The rules affect some beaches in Spain, with people needing to gain permission before continuing

Published

Brit holidaymakers have been warned that they could face fines of up to £130 because of a little-known rule.

People could be slapped with the fine for simply building sand castles on Levante beach in Spain.

The rules came into place following a Benidorm Town Hall vote in 2016.

Building sandcastles are also banned for most people in Arona and Arica in Tenerife.

Sandcastle building could lead to a £130 fine
Sandcastle building could lead to a £130 fine
Beachgoers in some Spanish regions could face the fines
Beachgoers in some Spanish regions could face the fines

In order to gain permission to build sand sculptures, people must apply for a municipal permit.

If you don’t then you are open to face the £130 penalty.

While the Italian town of Sorrento has banned people walking around in bikinis, with fines of up to £425 being handed out to those found in breach of the new rules.

Sorrento’s mayor, Massimo Coppola said the ban, which also includes bare torsos, has been brought in because exposed skin was upsetting locals.

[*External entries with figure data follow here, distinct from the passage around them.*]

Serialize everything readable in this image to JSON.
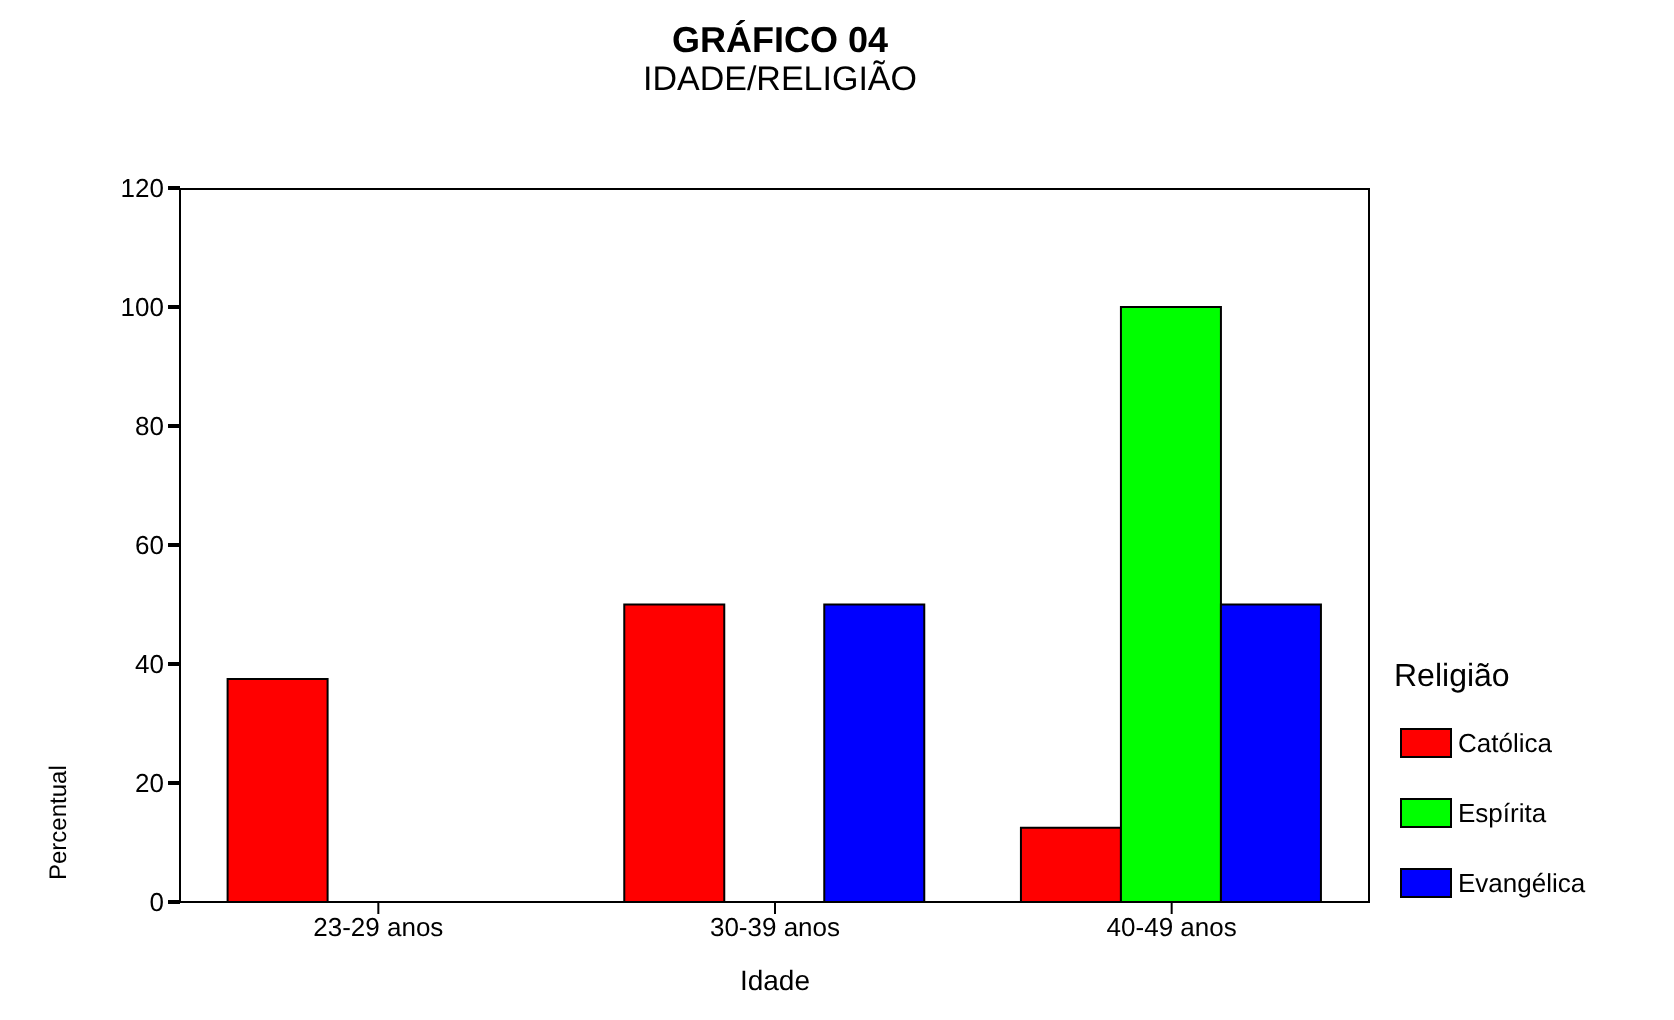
{
  "chart_data": {
    "type": "bar",
    "title": "GRÁFICO 04",
    "subtitle": "IDADE/RELIGIÃO",
    "xlabel": "Idade",
    "ylabel": "Percentual",
    "legend_title": "Religião",
    "categories": [
      "23-29 anos",
      "30-39 anos",
      "40-49 anos"
    ],
    "series": [
      {
        "name": "Católica",
        "color": "#ff0000",
        "values": [
          37.5,
          50,
          12.5
        ]
      },
      {
        "name": "Espírita",
        "color": "#00ff00",
        "values": [
          0,
          0,
          100
        ]
      },
      {
        "name": "Evangélica",
        "color": "#0000ff",
        "values": [
          0,
          50,
          50
        ]
      }
    ],
    "ylim": [
      0,
      120
    ],
    "yticks": [
      0,
      20,
      40,
      60,
      80,
      100,
      120
    ],
    "grid": false,
    "legend": "right"
  }
}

Ms Coppola said he has recently witnessed “behaviour that is seen by the majority of people as contrary to decorum and to the decency that characterises civilised cohabitation”.

He added: “The continuation of this situation, as well as causing discomfort and unease in the resident population and among visitors, could lead to a negative judgment on the quality of life in our town, with consequences for its image and for tourism,” as quoted by the Times.